Sunday, March 25, 2018

Marching to Palm Sunday

I am surprised--but why should I be?--at how many of my Facebook friends went to marches yesterday in cities large and small.  Well done!

We have a college friend visiting this week-end.  We thought about going to the march in our area, but as I wrote about yesterday, the challenges involved made us change our minds.  I baked bread, which gets me further ahead for the coming weeks in terms of nourishing things to eat at work.  We needed to run some errands in Ft. Lauderdale, so I suggested we do that sooner rather than later.  We finished the day by my spouse and our friend playing music:

Throughout the day, I had the marches on the brain.  But I also found my thoughts returning to the anniversary of the assassination of Archbishop Oscar Romero, which was yesterday.  And it's Palm Sunday week-end, which added a different patina to my thoughts than we might expect.

I've been thinking about social progress--what it takes to make progress, and how we lose traction.  Sadly, violence often spurs us to make demands we wouldn't have made otherwise.  And violence can also show us how serious the stakes are and how long the odds--witness Oscar Romero and Jesus Christ.

Romero knew that he was in danger from various political forces in the country, but he refused to cower in fear and back down. Likewise, Jesus must have known what wrath he was bringing down upon himself, but he did not back down. Until the end of his life, he called upon us to reform our earthly systems, systems that enrich a few on the backs of the many. Romero and Christ both show us that the forces of empire do not take kindly to being criticized.

Jesus warns us that to follow him will mean taking up a cross, and it may be the literal cross of death. The story of Passion Sunday reminds us that we are not here to seek the world's approval: the world may love us one day and crucify us next week.

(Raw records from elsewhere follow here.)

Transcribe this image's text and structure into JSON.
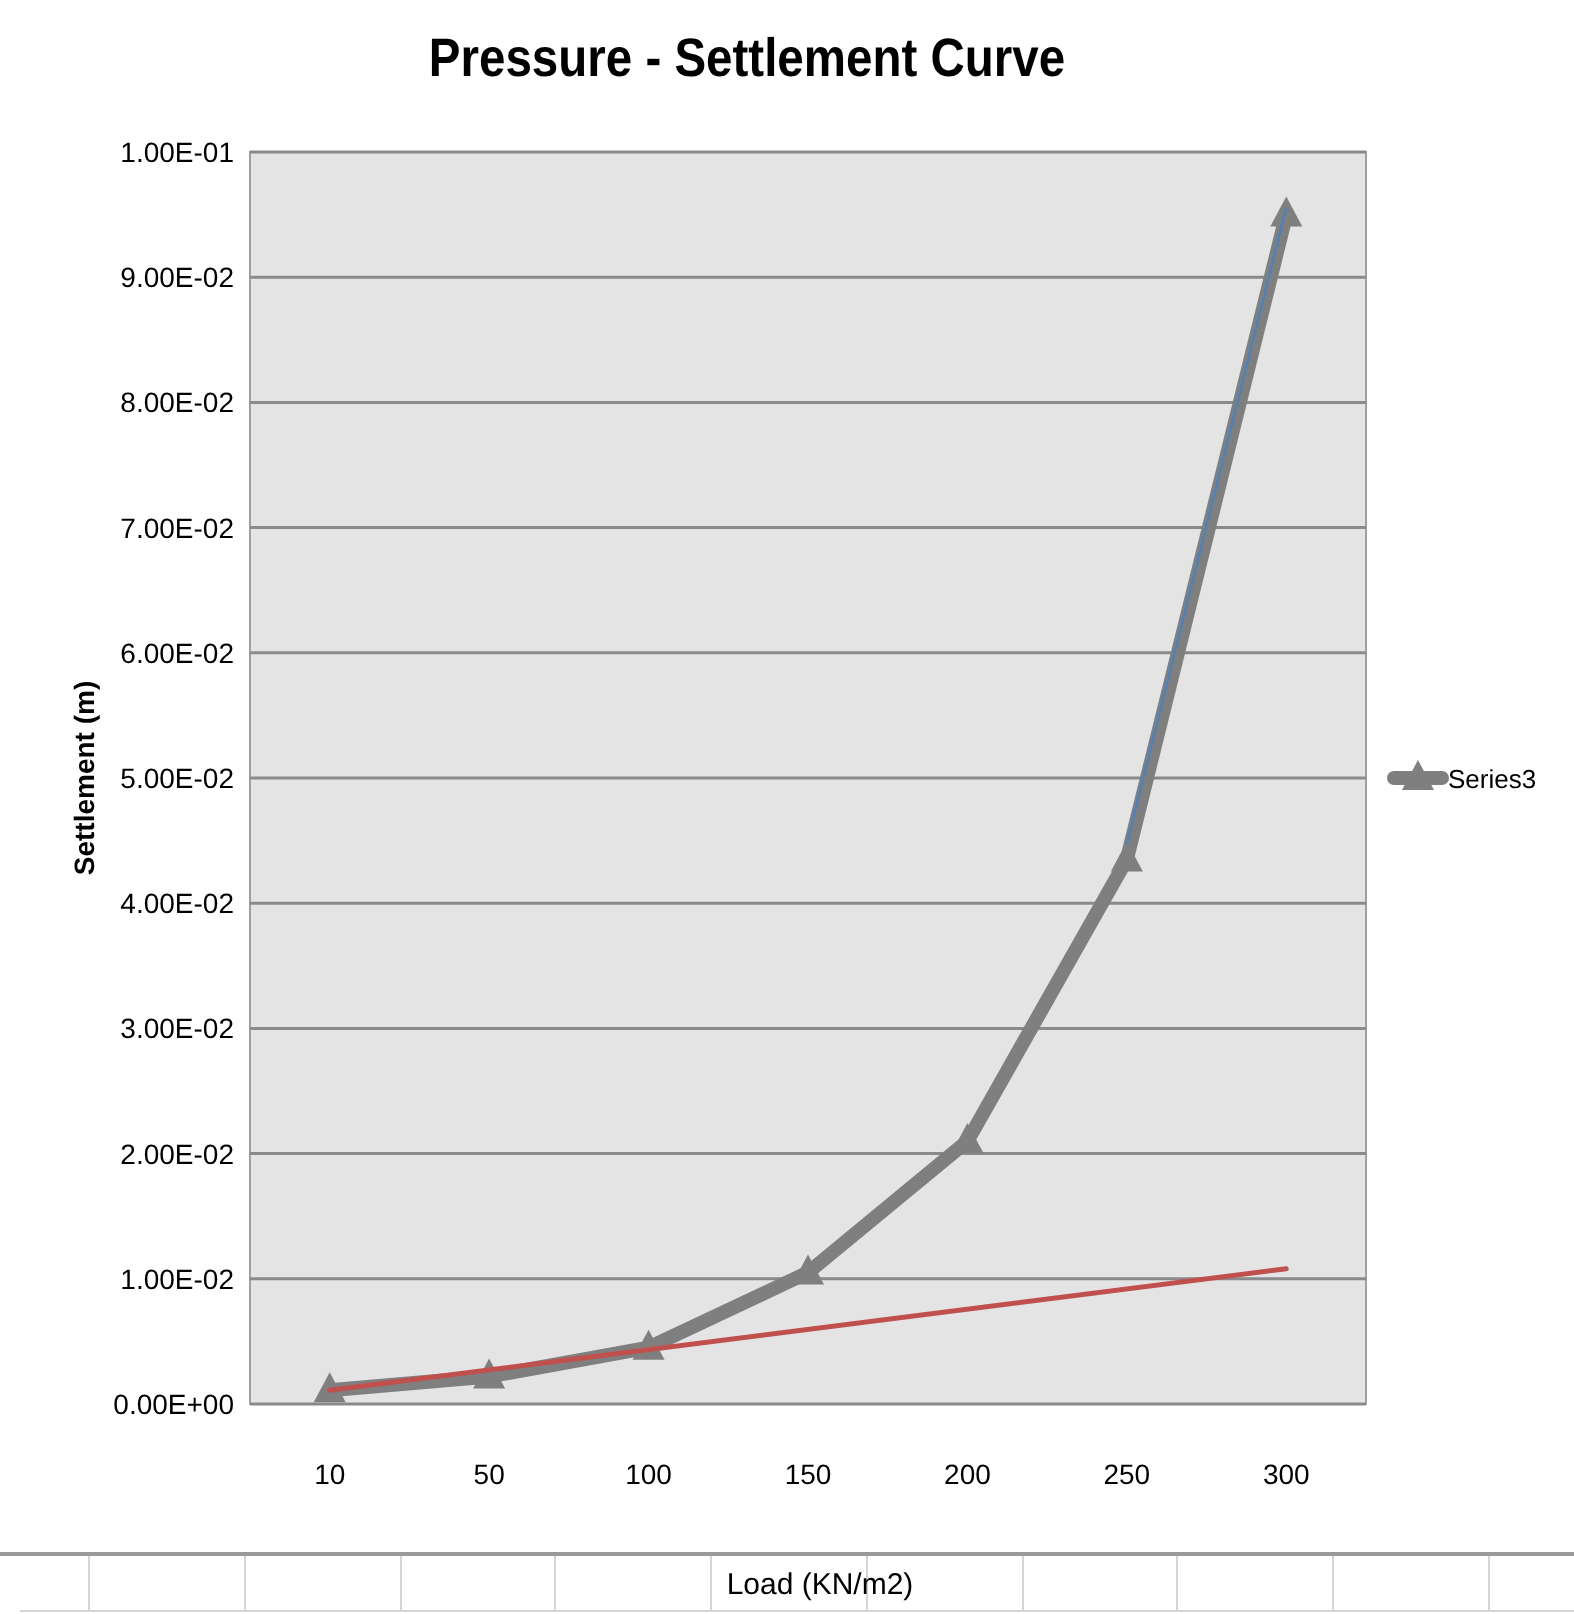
{
  "chart_data": {
    "type": "line",
    "title": "Pressure - Settlement Curve",
    "xlabel": "Load (KN/m2)",
    "ylabel": "Settlement (m)",
    "categories": [
      "10",
      "50",
      "100",
      "150",
      "200",
      "250",
      "300"
    ],
    "series": [
      {
        "name": "Series3",
        "color": "#7f7f7f",
        "values": [
          0.0011,
          0.0022,
          0.0045,
          0.0105,
          0.021,
          0.0435,
          0.095
        ],
        "marker": "triangle"
      },
      {
        "color": "#c0504d",
        "x": [
          "10",
          "300"
        ],
        "values": [
          0.0011,
          0.0108
        ],
        "marker": "none"
      },
      {
        "color": "#4f81bd",
        "x": [
          "250",
          "300"
        ],
        "values": [
          0.0447,
          0.0955
        ],
        "marker": "none"
      }
    ],
    "ylim": [
      0,
      0.1
    ],
    "yticks": [
      {
        "value": 0,
        "label": "0.00E+00"
      },
      {
        "value": 0.01,
        "label": "1.00E-02"
      },
      {
        "value": 0.02,
        "label": "2.00E-02"
      },
      {
        "value": 0.03,
        "label": "3.00E-02"
      },
      {
        "value": 0.04,
        "label": "4.00E-02"
      },
      {
        "value": 0.05,
        "label": "5.00E-02"
      },
      {
        "value": 0.06,
        "label": "6.00E-02"
      },
      {
        "value": 0.07,
        "label": "7.00E-02"
      },
      {
        "value": 0.08,
        "label": "8.00E-02"
      },
      {
        "value": 0.09,
        "label": "9.00E-02"
      },
      {
        "value": 0.1,
        "label": "1.00E-01"
      }
    ],
    "grid": "y",
    "legend": "right"
  }
}
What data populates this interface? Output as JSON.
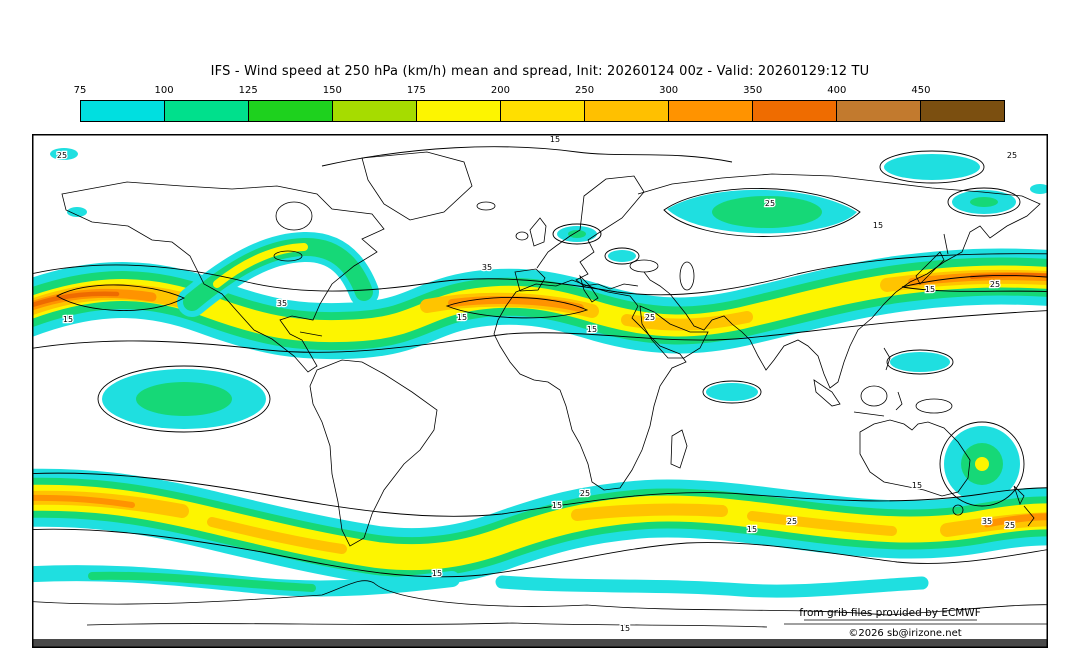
{
  "title": "IFS - Wind speed at 250 hPa (km/h) mean and spread, Init: 20260124 00z - Valid: 20260129:12 TU",
  "colorbar": {
    "tick_labels": [
      "75",
      "100",
      "125",
      "150",
      "175",
      "200",
      "250",
      "300",
      "350",
      "400",
      "450"
    ],
    "colors": [
      "#00dfe0",
      "#00e08c",
      "#1ed11e",
      "#a6dc00",
      "#fdf500",
      "#ffdf00",
      "#ffc000",
      "#ff9300",
      "#ef6c00",
      "#c27a2e",
      "#7b4f10"
    ]
  },
  "map": {
    "labels": {
      "15": "15",
      "25": "25",
      "35": "35"
    }
  },
  "footer": {
    "credit": "from grib files provided by ECMWF",
    "copyright": "©2026 sb@irizone.net"
  },
  "chart_data": {
    "type": "heatmap",
    "title": "IFS - Wind speed at 250 hPa (km/h) mean and spread, Init: 20260124 00z - Valid: 20260129:12 TU",
    "model": "IFS",
    "variable": "Wind speed at 250 hPa",
    "units": "km/h",
    "statistic": "ensemble mean (color shading) and spread (black contours)",
    "init": "20260124 00z",
    "valid": "20260129:12 TU",
    "shading_levels": [
      75,
      100,
      125,
      150,
      175,
      200,
      250,
      300,
      350,
      400,
      450
    ],
    "palette": [
      "#00dfe0",
      "#00e08c",
      "#1ed11e",
      "#a6dc00",
      "#fdf500",
      "#ffdf00",
      "#ffc000",
      "#ff9300",
      "#ef6c00",
      "#c27a2e",
      "#7b4f10"
    ],
    "spread_contour_levels": [
      15,
      25,
      35
    ],
    "credit": "from grib files provided by ECMWF",
    "copyright": "©2026 sb@irizone.net"
  }
}
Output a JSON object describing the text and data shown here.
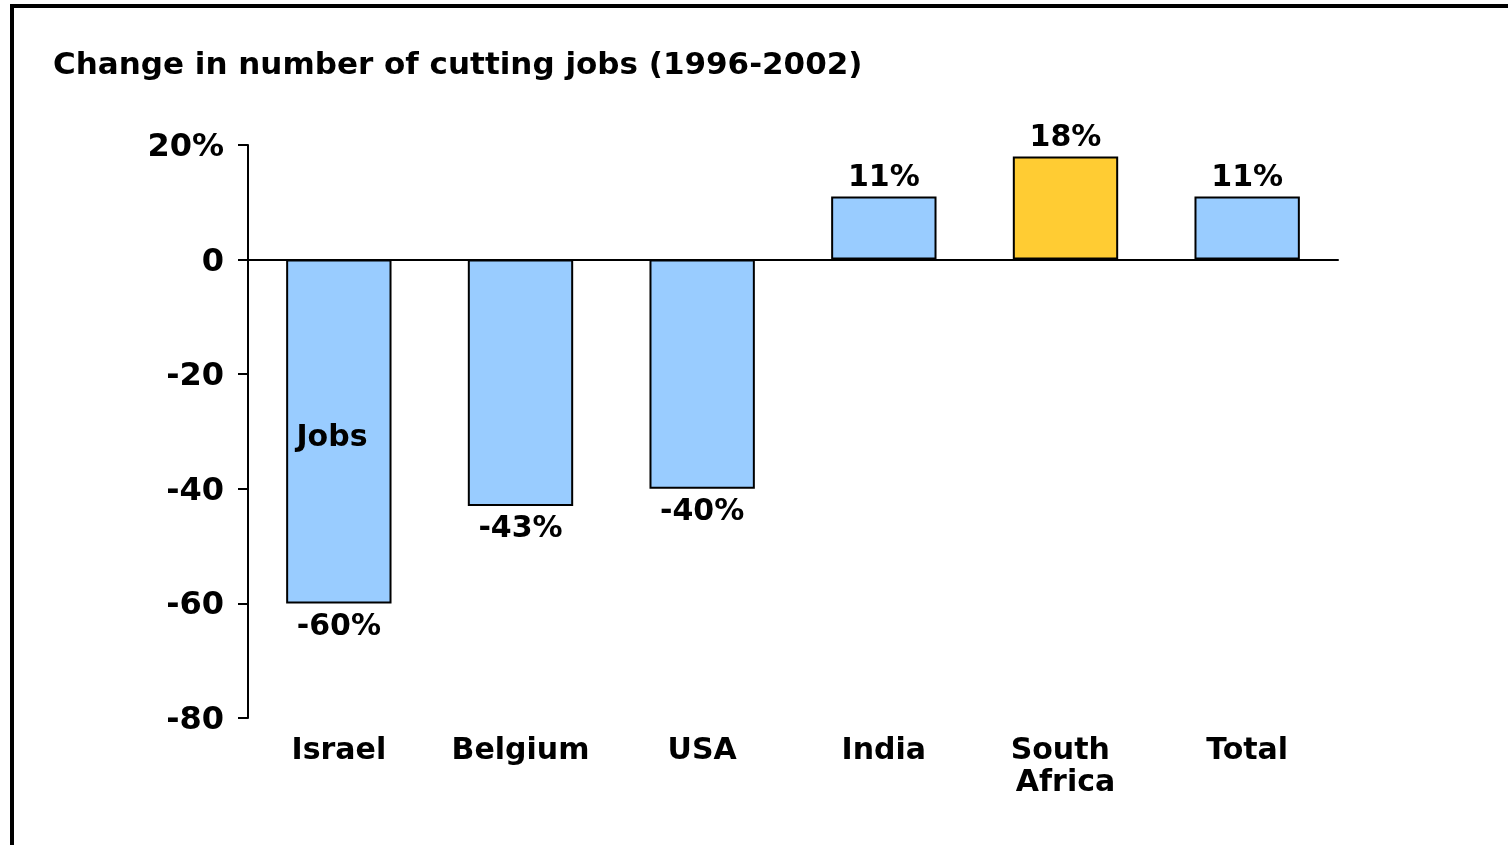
{
  "chart_data": {
    "type": "bar",
    "title": "Change in number of cutting jobs (1996-2002)",
    "categories": [
      "Israel",
      "Belgium",
      "USA",
      "India",
      "South Africa",
      "Total"
    ],
    "values": [
      -60,
      -43,
      -40,
      11,
      18,
      11
    ],
    "colors": [
      "#99ccff",
      "#99ccff",
      "#99ccff",
      "#99ccff",
      "#ffcc33",
      "#99ccff"
    ],
    "value_labels": [
      "-60%",
      "-43%",
      "-40%",
      "11%",
      "18%",
      "11%"
    ],
    "ylim": [
      -80,
      20
    ],
    "yticks": [
      {
        "value": 20,
        "label": "20%"
      },
      0,
      -20,
      -40,
      -60,
      -80
    ],
    "annotations": [
      "Jobs"
    ]
  }
}
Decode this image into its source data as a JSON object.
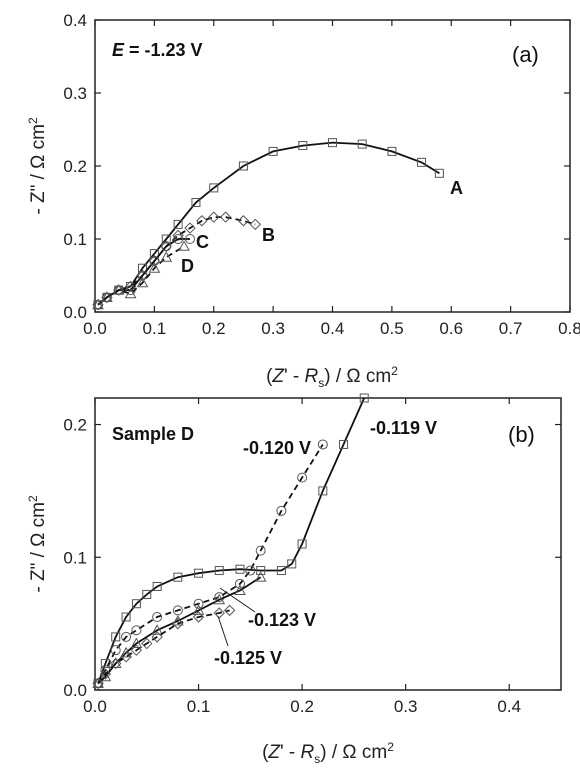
{
  "chart_data": [
    {
      "type": "scatter",
      "panel_label": "(a)",
      "condition": "E = -1.23 V",
      "condition_var": "E",
      "condition_rest": " = -1.23 V",
      "xlim": [
        0,
        0.8
      ],
      "ylim": [
        0,
        0.4
      ],
      "xticks": [
        "0.0",
        "0.1",
        "0.2",
        "0.3",
        "0.4",
        "0.5",
        "0.6",
        "0.7",
        "0.8"
      ],
      "yticks": [
        "0.0",
        "0.1",
        "0.2",
        "0.3",
        "0.4"
      ],
      "ylabel": "- Z\" / Ω cm²",
      "ylabel_parts": {
        "pre": "- Z\" / Ω cm",
        "sup": "2"
      },
      "xlabel": "(Z' - Rs) / Ω cm²",
      "xlabel_parts": {
        "open": "(",
        "z": "Z",
        "mid": "' - ",
        "r": "R",
        "sub": "s",
        "close": ") / Ω cm",
        "sup": "2"
      },
      "series": [
        {
          "name": "A",
          "marker": "square",
          "fit": "solid",
          "x": [
            0.005,
            0.02,
            0.04,
            0.06,
            0.08,
            0.1,
            0.12,
            0.14,
            0.17,
            0.2,
            0.25,
            0.3,
            0.35,
            0.4,
            0.45,
            0.5,
            0.55,
            0.58
          ],
          "y": [
            0.01,
            0.02,
            0.03,
            0.035,
            0.06,
            0.08,
            0.1,
            0.12,
            0.15,
            0.17,
            0.2,
            0.22,
            0.228,
            0.232,
            0.23,
            0.22,
            0.205,
            0.19
          ]
        },
        {
          "name": "B",
          "marker": "diamond",
          "fit": "dashed",
          "x": [
            0.005,
            0.02,
            0.04,
            0.06,
            0.08,
            0.1,
            0.12,
            0.14,
            0.16,
            0.18,
            0.2,
            0.22,
            0.25,
            0.27
          ],
          "y": [
            0.01,
            0.02,
            0.03,
            0.035,
            0.05,
            0.07,
            0.09,
            0.105,
            0.115,
            0.125,
            0.13,
            0.13,
            0.125,
            0.12
          ]
        },
        {
          "name": "C",
          "marker": "circle",
          "fit": "solid",
          "x": [
            0.005,
            0.02,
            0.04,
            0.06,
            0.08,
            0.1,
            0.12,
            0.14,
            0.16
          ],
          "y": [
            0.01,
            0.02,
            0.03,
            0.03,
            0.05,
            0.07,
            0.09,
            0.1,
            0.1
          ]
        },
        {
          "name": "D",
          "marker": "triangle",
          "fit": "dashed",
          "x": [
            0.005,
            0.02,
            0.04,
            0.06,
            0.08,
            0.1,
            0.12,
            0.15
          ],
          "y": [
            0.01,
            0.02,
            0.03,
            0.025,
            0.04,
            0.06,
            0.075,
            0.09
          ]
        }
      ]
    },
    {
      "type": "scatter",
      "panel_label": "(b)",
      "sample": "Sample D",
      "xlim": [
        0,
        0.45
      ],
      "ylim": [
        0,
        0.22
      ],
      "xticks": [
        "0.0",
        "0.1",
        "0.2",
        "0.3",
        "0.4"
      ],
      "yticks": [
        "0.0",
        "0.1",
        "0.2"
      ],
      "ylabel": "- Z\" / Ω cm²",
      "ylabel_parts": {
        "pre": "- Z\" / Ω cm",
        "sup": "2"
      },
      "xlabel": "(Z' - Rs) / Ω cm²",
      "xlabel_parts": {
        "open": "(",
        "z": "Z",
        "mid": "' - ",
        "r": "R",
        "sub": "s",
        "close": ") / Ω cm",
        "sup": "2"
      },
      "series": [
        {
          "name": "-0.119 V",
          "marker": "square",
          "fit": "solid",
          "x": [
            0.003,
            0.01,
            0.02,
            0.03,
            0.04,
            0.05,
            0.06,
            0.08,
            0.1,
            0.12,
            0.14,
            0.16,
            0.18,
            0.19,
            0.2,
            0.22,
            0.24,
            0.26
          ],
          "y": [
            0.005,
            0.02,
            0.04,
            0.055,
            0.065,
            0.072,
            0.078,
            0.085,
            0.088,
            0.09,
            0.091,
            0.09,
            0.09,
            0.095,
            0.11,
            0.15,
            0.185,
            0.22
          ]
        },
        {
          "name": "-0.120 V",
          "marker": "circle",
          "fit": "dashed",
          "x": [
            0.003,
            0.01,
            0.02,
            0.03,
            0.04,
            0.06,
            0.08,
            0.1,
            0.12,
            0.14,
            0.15,
            0.16,
            0.18,
            0.2,
            0.22
          ],
          "y": [
            0.005,
            0.015,
            0.03,
            0.04,
            0.045,
            0.055,
            0.06,
            0.065,
            0.07,
            0.08,
            0.09,
            0.105,
            0.135,
            0.16,
            0.185
          ]
        },
        {
          "name": "-0.123 V",
          "marker": "triangle",
          "fit": "solid",
          "x": [
            0.003,
            0.01,
            0.02,
            0.03,
            0.04,
            0.06,
            0.08,
            0.1,
            0.12,
            0.14,
            0.16
          ],
          "y": [
            0.005,
            0.01,
            0.02,
            0.028,
            0.035,
            0.045,
            0.052,
            0.06,
            0.068,
            0.075,
            0.085
          ]
        },
        {
          "name": "-0.125 V",
          "marker": "diamond",
          "fit": "dashed",
          "x": [
            0.003,
            0.01,
            0.02,
            0.03,
            0.04,
            0.05,
            0.06,
            0.08,
            0.1,
            0.12,
            0.13
          ],
          "y": [
            0.005,
            0.012,
            0.02,
            0.025,
            0.03,
            0.035,
            0.04,
            0.05,
            0.055,
            0.058,
            0.06
          ]
        }
      ]
    }
  ]
}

Passion Sunday offers us some serious reminders. If we put our faith in the world, we're doomed. If we get our glory from the acclaim of the secular world, we'll find ourselves rejected sooner, rather than later.

It's important for us to remember the basic lesson of the Scriptures: God is not fickle; it's humans and the societies that humans create that are fickle. You can be acclaimed in one season and denounced in the next.

The Passion story and the story of Oscar Romero remind us that dreadful things may happen to us. God took on human form, and even God couldn't avoid horrific pain and suffering. But the Passion story also reminds us that we are not alone. God is there in the midst of our human dramas. If we believe in free will and free choices, then God may not be able to protect us from the consequences of our decisions. But God will be there to be our comfort and our strength.

We live in a time where we might feel overwhelmed by how much evil we see, and how determined those forces of evil seem to be.  A more important lesson comes with Easter. God can take horrific suffering and death and transform it into resurrection. We know what happened to Jesus and those early Christians after the death of Jesus. Likewise, in death, Oscar Romero became a larger force for justice than in life. His death, and the martyrdom of other Church leaders and lay workers (not to mention the deaths of 75,000 civilians) galvanized worldwide public opinion against the forces of death in El Salvador. God is there with us in our suffering and with God's help, suffering can be transformed into a more loving world.